Correctness: The authors propose an heuristic to solve PDEs. It is based on interesting assumptions, but, as an heuristic, it cannot be said to be correct or incorrect. The authors do show, numerically, that it seem to produce good quality solutions.

Clarity: The language is clear. The level of detail with which different concepts are explained seems kind of random. Sometimes very formal in things that are irrelevant. Other times omitting details in what actually matters. See above.

Relation to Prior Work: They do mention other NN-based methods to solve PDEs, ODEs. It would be good to expand a bit more on current more "classical" methods. Even if it turns out that current methods are actually much faster than what the authors are introducing, the idea of replacing parts of numerical packages with non-linear functions learn from data is interesting.

Reproducibility: Yes

Additional Feedback:

Review 2

Summary and Contributions: The authors propose a generalization of graph neural networks that mimicks the hierarchical construction of multipole approximation. The idea is sound, but the technique is only shown for solving some simple 1D PDEs.

Strengths: The idea is sound, although I suspect limited novelty. There are insufficient benchmarks to demonstrate the value of the approach - I discuss in the following section.

Weaknesses: This looks like many existing works, which have more carefully demonstrated their usefulness: i.e. the MgNet from jinchao xu's group, and superficially this isn't so different from looking at graph convolutions with maxpooling to coarsen hierarchically - I'm curious whether this could simply be implemented as such a network with skip connections and get an equivalent architecture. In any event, the only metrics shown to gauge the stengths of the method are for solving 1D PDE, and the results are remarkably poor (>1% error for all methods considered, including this one). Several ML methods perform better than this (pinns, the deep ritz method, etc), and if one were to use a traditional FMM-based PDE solver one could get orders of magnitude better answers. Of course, this differentiable generalization may be applicable in ML contexts, however the authors structured the paper claiming to impact the solution of PDEs and the results were in my opinion not sufficiently remarkable to merit publication. I will note that I think the research direction pursued here is a solid one and the authors should continue to develop this idea, but hopefully generate some more compelling results for next publication.

Correctness: As far as I can tell yes.

Clarity: Relatively clear. There are some technical details in the first half of the paper where the details of multipole approximations aren't well represented (e.g. "Based on the insight that long-range interaction are smooth, FMM decomposes the kernel matrix into different ranges and hierarchically imposes low rank structures to the long-range components" is not accurate - long-range interactions are generally *not* smooth, and the original FMM was generated for N-body problems specifically where one can exploit regularity. While this is nitpicky - this has consequences later on, where this is used to solve burgers - a hyperbolic problem with shocks and where long range correlations are not smooth)

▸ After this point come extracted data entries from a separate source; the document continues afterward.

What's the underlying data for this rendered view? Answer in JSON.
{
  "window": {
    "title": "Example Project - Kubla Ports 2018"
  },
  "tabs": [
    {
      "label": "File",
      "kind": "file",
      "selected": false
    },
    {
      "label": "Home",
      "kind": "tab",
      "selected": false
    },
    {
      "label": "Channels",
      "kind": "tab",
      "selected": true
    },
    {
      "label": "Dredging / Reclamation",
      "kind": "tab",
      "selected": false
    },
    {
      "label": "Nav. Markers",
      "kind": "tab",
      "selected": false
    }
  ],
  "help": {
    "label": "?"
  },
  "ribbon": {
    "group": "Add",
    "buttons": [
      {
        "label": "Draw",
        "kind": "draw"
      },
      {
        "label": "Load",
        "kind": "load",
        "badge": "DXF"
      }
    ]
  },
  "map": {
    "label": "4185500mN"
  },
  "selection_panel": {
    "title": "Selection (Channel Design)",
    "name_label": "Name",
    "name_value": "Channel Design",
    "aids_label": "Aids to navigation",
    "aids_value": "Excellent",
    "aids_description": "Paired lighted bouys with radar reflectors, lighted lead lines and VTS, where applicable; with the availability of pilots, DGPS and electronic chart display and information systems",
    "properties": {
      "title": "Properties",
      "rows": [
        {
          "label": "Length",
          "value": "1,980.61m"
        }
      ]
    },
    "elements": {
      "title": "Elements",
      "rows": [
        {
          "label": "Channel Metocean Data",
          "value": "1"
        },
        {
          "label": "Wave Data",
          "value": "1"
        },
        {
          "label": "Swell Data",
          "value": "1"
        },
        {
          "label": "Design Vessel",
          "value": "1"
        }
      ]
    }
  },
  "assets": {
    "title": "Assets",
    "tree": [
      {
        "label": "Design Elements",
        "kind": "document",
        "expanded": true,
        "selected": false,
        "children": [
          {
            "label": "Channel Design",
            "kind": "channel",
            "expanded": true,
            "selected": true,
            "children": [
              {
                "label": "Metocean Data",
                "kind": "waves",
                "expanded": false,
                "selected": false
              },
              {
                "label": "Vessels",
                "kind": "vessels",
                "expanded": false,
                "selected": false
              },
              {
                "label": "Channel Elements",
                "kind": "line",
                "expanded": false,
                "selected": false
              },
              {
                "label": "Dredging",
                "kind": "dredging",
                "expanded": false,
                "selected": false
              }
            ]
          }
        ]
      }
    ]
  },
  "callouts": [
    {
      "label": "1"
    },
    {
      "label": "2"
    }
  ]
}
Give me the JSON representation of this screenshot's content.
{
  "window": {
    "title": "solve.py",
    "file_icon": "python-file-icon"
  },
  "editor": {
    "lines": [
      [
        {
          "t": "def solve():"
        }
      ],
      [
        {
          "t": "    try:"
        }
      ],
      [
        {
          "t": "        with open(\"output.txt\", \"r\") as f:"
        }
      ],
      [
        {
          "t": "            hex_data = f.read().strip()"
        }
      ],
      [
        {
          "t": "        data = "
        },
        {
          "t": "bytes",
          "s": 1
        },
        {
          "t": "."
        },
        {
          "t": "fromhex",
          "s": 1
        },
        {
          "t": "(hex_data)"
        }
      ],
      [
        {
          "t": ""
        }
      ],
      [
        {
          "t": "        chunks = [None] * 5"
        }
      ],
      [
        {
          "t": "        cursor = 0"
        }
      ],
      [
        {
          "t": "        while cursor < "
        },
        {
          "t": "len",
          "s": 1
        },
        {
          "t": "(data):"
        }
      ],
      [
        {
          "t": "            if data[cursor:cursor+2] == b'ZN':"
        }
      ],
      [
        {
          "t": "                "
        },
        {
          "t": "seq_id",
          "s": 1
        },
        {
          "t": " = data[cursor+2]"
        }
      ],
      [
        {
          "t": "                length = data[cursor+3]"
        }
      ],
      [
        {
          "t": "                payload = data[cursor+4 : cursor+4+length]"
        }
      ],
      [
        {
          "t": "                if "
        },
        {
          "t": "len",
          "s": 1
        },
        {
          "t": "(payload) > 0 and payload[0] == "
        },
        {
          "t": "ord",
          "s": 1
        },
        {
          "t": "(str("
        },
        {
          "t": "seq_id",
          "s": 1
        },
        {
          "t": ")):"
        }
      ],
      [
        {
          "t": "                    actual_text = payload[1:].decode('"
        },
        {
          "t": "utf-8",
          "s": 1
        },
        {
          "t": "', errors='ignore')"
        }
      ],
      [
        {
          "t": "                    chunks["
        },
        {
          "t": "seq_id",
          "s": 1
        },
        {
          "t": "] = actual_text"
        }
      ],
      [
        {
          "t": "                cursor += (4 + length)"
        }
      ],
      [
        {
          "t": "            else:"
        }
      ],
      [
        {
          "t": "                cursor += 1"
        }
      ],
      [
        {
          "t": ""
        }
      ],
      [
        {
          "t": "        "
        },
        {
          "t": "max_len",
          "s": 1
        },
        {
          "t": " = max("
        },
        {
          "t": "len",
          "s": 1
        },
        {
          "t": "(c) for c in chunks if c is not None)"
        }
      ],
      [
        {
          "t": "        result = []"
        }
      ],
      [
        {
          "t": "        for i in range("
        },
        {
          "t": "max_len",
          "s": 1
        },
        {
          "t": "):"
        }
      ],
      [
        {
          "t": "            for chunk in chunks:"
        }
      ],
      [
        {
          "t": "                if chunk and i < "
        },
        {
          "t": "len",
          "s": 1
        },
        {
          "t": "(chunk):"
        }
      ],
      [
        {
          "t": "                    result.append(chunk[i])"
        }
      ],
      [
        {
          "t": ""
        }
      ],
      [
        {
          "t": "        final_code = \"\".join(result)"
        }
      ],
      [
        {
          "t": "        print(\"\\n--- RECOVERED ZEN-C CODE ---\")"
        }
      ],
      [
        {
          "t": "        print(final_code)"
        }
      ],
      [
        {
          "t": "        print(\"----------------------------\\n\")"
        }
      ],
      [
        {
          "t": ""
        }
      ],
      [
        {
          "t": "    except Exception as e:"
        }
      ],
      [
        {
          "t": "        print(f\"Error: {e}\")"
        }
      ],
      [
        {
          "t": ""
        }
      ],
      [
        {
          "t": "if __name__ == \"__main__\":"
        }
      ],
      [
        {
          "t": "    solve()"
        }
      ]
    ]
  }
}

Relation to Prior Work: The authors mention some similar works but miss the reference I mention previously which do a much better job demonstrating the usefulness/value of these types of hierarchical approaches.

Reproducibility: Yes

Additional Feedback:

Review 3

Summary and Contributions: This paper proposes a new graph neural network model based on the multipole graph neural operator. This model allows a multiscale analysis of graph and thus tackle one of the main drawback of graph neural network. Moreover in order to have a distance for edge, they use kernels thus allow further extension.

Strengths: The main contribution is the multipole operator which permits a multiscale view of the graph. Then the V cycle model shows some similarities with the classical message passing method used for GCN and in fact extend this common model. The multiscale properties of the multipole tackles the one strong issue of the GCN as it permits to involve both local and global part of the graph when learning.

Weaknesses: The behavior of the new model for large complex graph is unclear. The experiment are not tested on classical dataset like Cora and others.

Correctness: The method seems correct.

Clarity: The paper is mostly easy to read. However there is a little confusion on what is really learned in the model, especially on the kernel part.

Relation to Prior Work: The relation to previous work is sufficient.

Reproducibility: Yes

Additional Feedback: There is a little confusion on the learned part. The authors talk about Nymstrom method to deal with kernel, but in the proposed code there is no kernel computation. Please be more precise on these part. Secondly, perhaps the factorized equations would give some insight on the method compared to classical graph neural networks. POST REBUTTAL: Since this work especially focus on PDE, it not ready yet for the GNN community (need comparison against other GNN). Furthermore, since PDE are the main problam to solve, we need comparison against PDE solvers.